Don’t get me wrong: I love the technology. I love the fact that it’s being put to uses that make life better and can help prevent disasters or help us deal with them when they occur. But don’t let’s call the devices smart – let’s celebrate the fact that we’re smart. Let’s encourage the use of these devices in novel (intelligent, resourceful) ways, but then reward the people who thought of that by calling them smart.

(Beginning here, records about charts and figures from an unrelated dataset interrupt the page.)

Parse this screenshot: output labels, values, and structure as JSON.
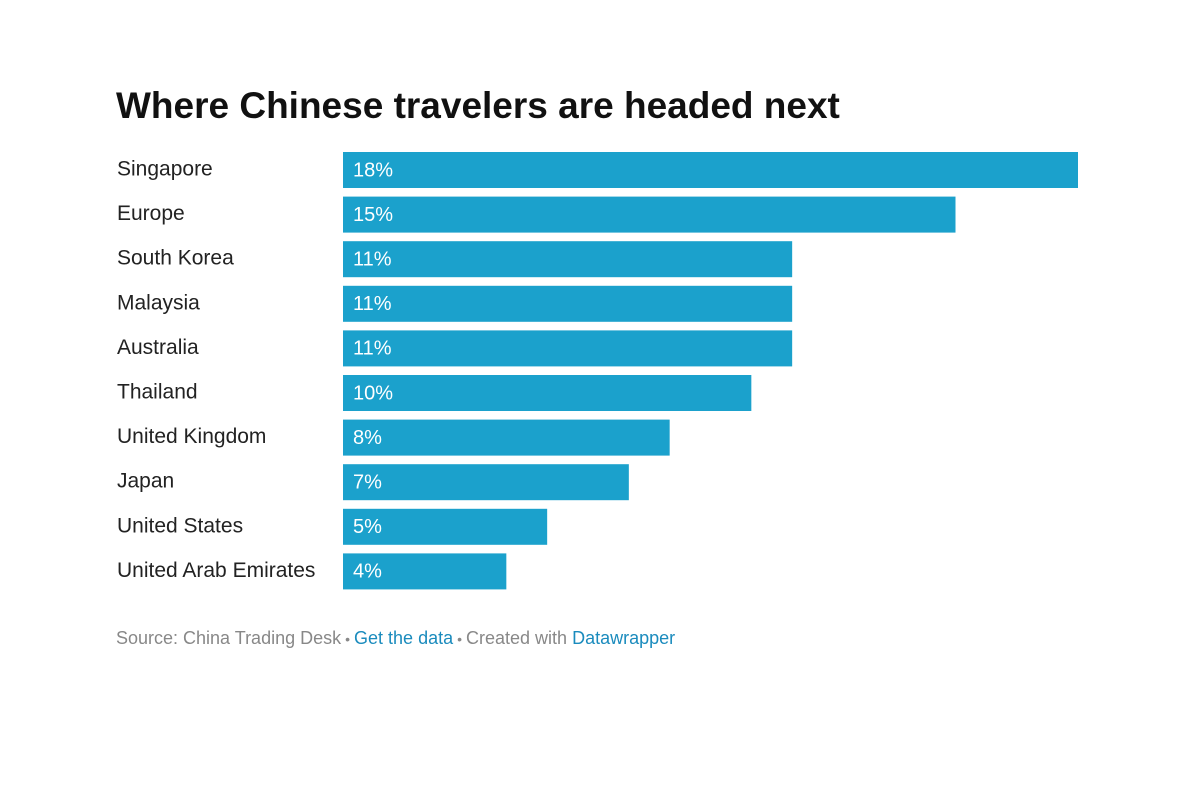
{
  "chart_data": {
    "type": "bar",
    "orientation": "horizontal",
    "title": "Where Chinese travelers are headed next",
    "categories": [
      "Singapore",
      "Europe",
      "South Korea",
      "Malaysia",
      "Australia",
      "Thailand",
      "United Kingdom",
      "Japan",
      "United States",
      "United Arab Emirates"
    ],
    "values": [
      18,
      15,
      11,
      11,
      11,
      10,
      8,
      7,
      5,
      4
    ],
    "value_labels": [
      "18%",
      "15%",
      "11%",
      "11%",
      "11%",
      "10%",
      "8%",
      "7%",
      "5%",
      "4%"
    ],
    "color": "#1ba1cc"
  },
  "footer": {
    "source": "Source: China Trading Desk",
    "separator": "•",
    "get_data": "Get the data",
    "created_with": "Created with",
    "tool": "Datawrapper"
  }
}
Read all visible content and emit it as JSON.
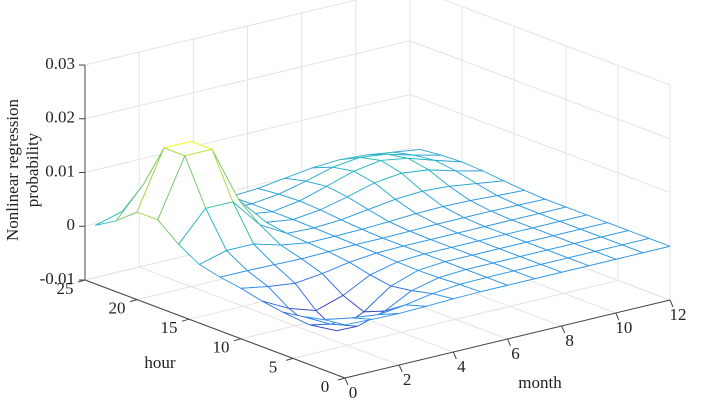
{
  "chart_data": {
    "type": "surface",
    "xlabel": "month",
    "ylabel": "hour",
    "zlabel": [
      "Nonlinear regression",
      "probability"
    ],
    "x": [
      0,
      1,
      2,
      3,
      4,
      5,
      6,
      7,
      8,
      9,
      10,
      11,
      12
    ],
    "y": [
      0,
      2,
      4,
      6,
      8,
      10,
      12,
      14,
      16,
      18,
      20,
      22,
      24
    ],
    "z": [
      [
        -0.0001,
        -0.0003,
        -0.0004,
        -0.0003,
        -0.0001,
        0,
        0,
        0,
        0,
        0,
        0,
        0,
        0
      ],
      [
        -0.0006,
        -0.0015,
        -0.0021,
        -0.0015,
        -0.0006,
        -0.0001,
        0,
        0,
        0,
        0,
        0,
        0,
        0
      ],
      [
        -0.0015,
        -0.0041,
        -0.0057,
        -0.0041,
        -0.0015,
        -0.0003,
        0,
        0,
        0,
        0,
        0,
        0,
        0
      ],
      [
        -0.0021,
        -0.0057,
        -0.008,
        -0.0057,
        -0.0021,
        -0.0004,
        0,
        0,
        0,
        0,
        0,
        0,
        0
      ],
      [
        -0.0015,
        -0.0041,
        -0.0057,
        -0.0041,
        -0.0015,
        -0.0003,
        0,
        0,
        0,
        0,
        0,
        0,
        0
      ],
      [
        -0.0006,
        -0.0015,
        -0.0021,
        -0.0015,
        -0.0006,
        -0.0001,
        0,
        0,
        0,
        0,
        0,
        0,
        0
      ],
      [
        0,
        0,
        -0.0001,
        -0.0002,
        -0.0001,
        0,
        0,
        0.0001,
        0.0002,
        0.0002,
        0.0002,
        0.0001,
        0
      ],
      [
        0.0009,
        0.0023,
        0.0023,
        0.0009,
        0.0001,
        0.0001,
        0.0002,
        0.0004,
        0.0007,
        0.0008,
        0.0007,
        0.0004,
        0.0002
      ],
      [
        0.0032,
        0.0087,
        0.0087,
        0.0032,
        0.0004,
        0.0002,
        0.0005,
        0.0012,
        0.0019,
        0.0022,
        0.0019,
        0.0012,
        0.0005
      ],
      [
        0.0063,
        0.017,
        0.017,
        0.0063,
        0.001,
        0.0003,
        0.0009,
        0.0021,
        0.0035,
        0.0041,
        0.0035,
        0.0021,
        0.0009
      ],
      [
        0.0063,
        0.017,
        0.017,
        0.0063,
        0.001,
        0.0003,
        0.0011,
        0.0026,
        0.0042,
        0.005,
        0.0042,
        0.0026,
        0.0011
      ],
      [
        0.0032,
        0.0087,
        0.0087,
        0.0032,
        0.0005,
        0.0003,
        0.0009,
        0.0021,
        0.0035,
        0.0041,
        0.0035,
        0.0021,
        0.0009
      ],
      [
        0.0009,
        0.0023,
        0.0023,
        0.0009,
        0.0001,
        0.0002,
        0.0005,
        0.0012,
        0.0019,
        0.0022,
        0.0019,
        0.0012,
        0.0005
      ]
    ],
    "xlim": [
      0,
      12
    ],
    "xticks": [
      0,
      2,
      4,
      6,
      8,
      10,
      12
    ],
    "ylim": [
      0,
      25
    ],
    "yticks": [
      0,
      5,
      10,
      15,
      20,
      25
    ],
    "zlim": [
      -0.01,
      0.03
    ],
    "zticks": [
      -0.01,
      0,
      0.01,
      0.02,
      0.03
    ],
    "grid": true,
    "colormap": [
      "#3e26a8",
      "#2e87f5",
      "#27c0bb",
      "#92cc4a",
      "#f9fb14"
    ]
  }
}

Here in the UK we bemoan the fact that many youngsters aren’t turning to science as much as they did in the past. Well maybe if we celebrated the scientists more than the technology that trend might change! Have you seen those Intel adverts that appear to show how “intelligent” our computers are? Or the car adverts where the cars apparently have lives of their own and play hide and seek? Think about the subliminal messages here: smart devices! Do you remember the movie Wargames, or the more recent Eagle Eye? These depict a world where we relinquish our intellect to machines – and guess what – things go wrong!

Yes, we live on a smart planet: but it’s us who are smart, not the things we make. Let’s celebrate us, not the machines!